So, you are wondering what a married put is and whether it is something you should use in your trading? You are considering one of the smartest strategies in the markets and a pivotal tool in your trading toolkit. Here’s why:
You know the way you purchase car insurance in case something happens to your car, and you buy home insurance in case something happens to your home, and you buy health insurance in case something happens to you, well the married put is basically like buying an insurance policy on your portfolio in case something happens to it.
The certainty in trading is that uncertainties will occur. You may not know when or where or how or why but for sure a shock will happen and when it does, the married put has the potential to protect your portfolio against downside losses.

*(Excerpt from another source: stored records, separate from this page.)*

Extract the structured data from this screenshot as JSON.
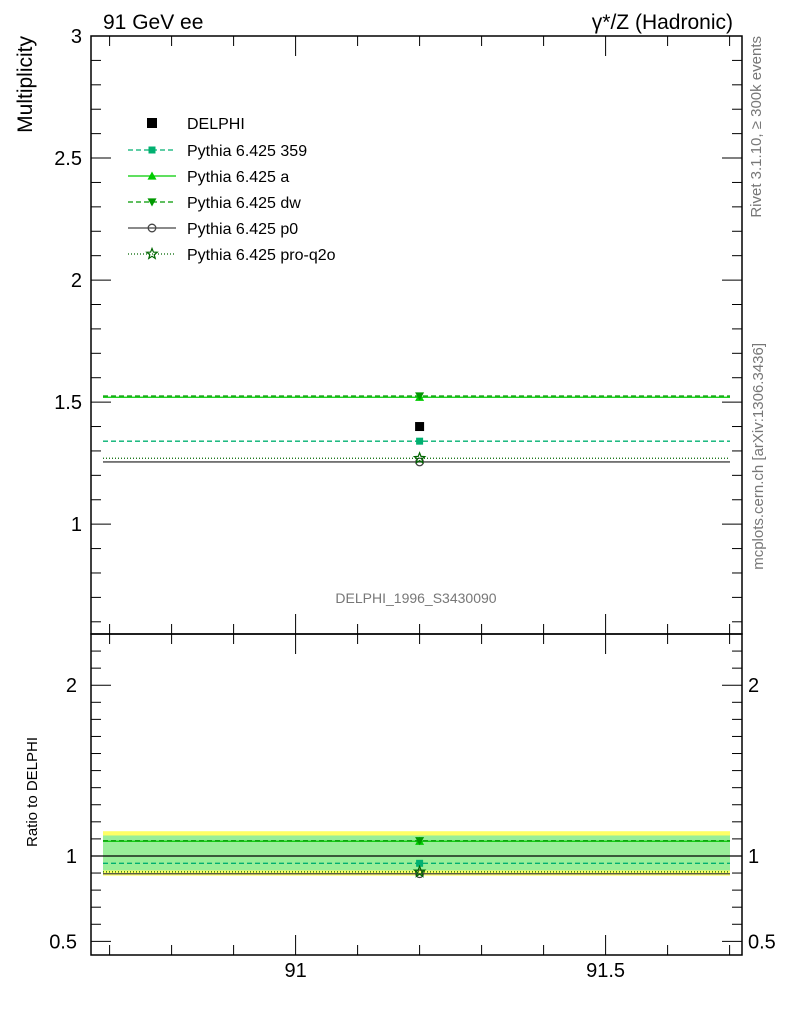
{
  "header": {
    "left": "91 GeV ee",
    "right": "γ*/Z (Hadronic)"
  },
  "side_labels": {
    "rivet": "Rivet 3.1.10, ≥ 300k events",
    "mcplots": "mcplots.cern.ch [arXiv:1306.3436]"
  },
  "analysis_id": "DELPHI_1996_S3430090",
  "chart_data": [
    {
      "type": "line",
      "panel": "main",
      "ylabel": "Multiplicity",
      "xlim": [
        90.67,
        91.72
      ],
      "ylim": [
        0.55,
        3.0
      ],
      "yticks_major": [
        1,
        1.5,
        2,
        2.5,
        3
      ],
      "yticks_minor_step": 0.1,
      "ytick_labels": [
        "1",
        "1.5",
        "2",
        "2.5",
        "3"
      ],
      "xticks_major": [
        91,
        91.5
      ],
      "xticks_minor_step": 0.1,
      "data": {
        "name": "DELPHI",
        "x": [
          91.2
        ],
        "y": [
          1.4
        ]
      },
      "series": [
        {
          "name": "Pythia 6.425 359",
          "color": "#00b070",
          "dash": "5,3",
          "marker": "square",
          "x": [
            91.2
          ],
          "y": [
            1.34
          ]
        },
        {
          "name": "Pythia 6.425 a",
          "color": "#00cc00",
          "dash": "",
          "marker": "triangle-up",
          "x": [
            91.2
          ],
          "y": [
            1.52
          ]
        },
        {
          "name": "Pythia 6.425 dw",
          "color": "#009900",
          "dash": "5,3",
          "marker": "triangle-down",
          "x": [
            91.2
          ],
          "y": [
            1.525
          ]
        },
        {
          "name": "Pythia 6.425 p0",
          "color": "#444444",
          "dash": "",
          "marker": "circle-open",
          "x": [
            91.2
          ],
          "y": [
            1.255
          ]
        },
        {
          "name": "Pythia 6.425 pro-q2o",
          "color": "#006600",
          "dash": "1,2",
          "marker": "star-open",
          "x": [
            91.2
          ],
          "y": [
            1.27
          ]
        }
      ],
      "legend_position": "top-left"
    },
    {
      "type": "line",
      "panel": "ratio",
      "ylabel": "Ratio to DELPHI",
      "xlim": [
        90.67,
        91.72
      ],
      "ylim": [
        0.42,
        2.3
      ],
      "yticks_major": [
        0.5,
        1,
        2
      ],
      "ytick_labels": [
        "0.5",
        "1",
        "2"
      ],
      "xtick_labels": [
        "91",
        "91.5"
      ],
      "xticks_major": [
        91,
        91.5
      ],
      "bands": [
        {
          "name": "total uncertainty",
          "color": "#ffff66",
          "low": 0.885,
          "high": 1.145
        },
        {
          "name": "stat uncertainty",
          "color": "#99ee99",
          "low": 0.915,
          "high": 1.12
        }
      ],
      "reference": 1.0,
      "series": [
        {
          "name": "Pythia 6.425 359",
          "values": [
            0.957
          ]
        },
        {
          "name": "Pythia 6.425 a",
          "values": [
            1.086
          ]
        },
        {
          "name": "Pythia 6.425 dw",
          "values": [
            1.089
          ]
        },
        {
          "name": "Pythia 6.425 p0",
          "values": [
            0.896
          ]
        },
        {
          "name": "Pythia 6.425 pro-q2o",
          "values": [
            0.907
          ]
        }
      ]
    }
  ]
}
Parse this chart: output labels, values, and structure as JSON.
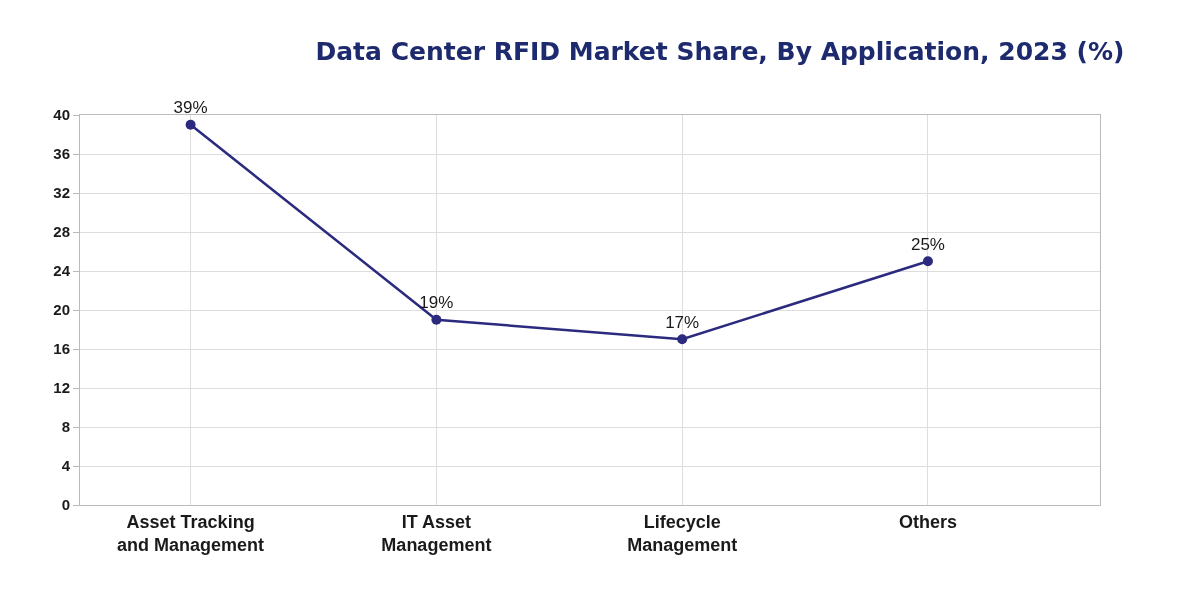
{
  "chart_data": {
    "type": "line",
    "title": "Data Center RFID Market Share, By Application, 2023 (%)",
    "categories": [
      "Asset Tracking and Management",
      "IT Asset Management",
      "Lifecycle Management",
      "Others"
    ],
    "values": [
      39,
      19,
      17,
      25
    ],
    "value_labels": [
      "39%",
      "19%",
      "17%",
      "25%"
    ],
    "color": "#2b2a7e",
    "ylim": [
      0,
      40
    ],
    "yticks": [
      0,
      4,
      8,
      12,
      16,
      20,
      24,
      28,
      32,
      36,
      40
    ],
    "grid": true,
    "marker": "circle",
    "line_style": "solid"
  }
}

It is a really valuable tool in volatile times and one that you should certainly know how to employ because after an accident has happened it’s often too late to buy the insurance policy! You need to know how to buy insurance through the married put before that has happened.
Married Put Risk Graph – Courtesy of ISE
For example, if you buy a married put a strike 100 on a stock trading at $100 per share and the stock drops to $10, the married put gives you the right to sell the stock at $100 even though the stock is trading down around $10 per share! Now what would you pay to have the right to sell a $10 stock for $100, well it turns out if you buy the insurance when the stock is up at $100, it may only cost a few dollars. So, for the protection afforded, it’s a really smart thing to do when downtrends are a major concern.
The other nice aspect of the married put is that the upside potential is pretty much unlimited. As high as the stock goes as much as you make, minus of course what you paid for the put option to protect your stock in the first place.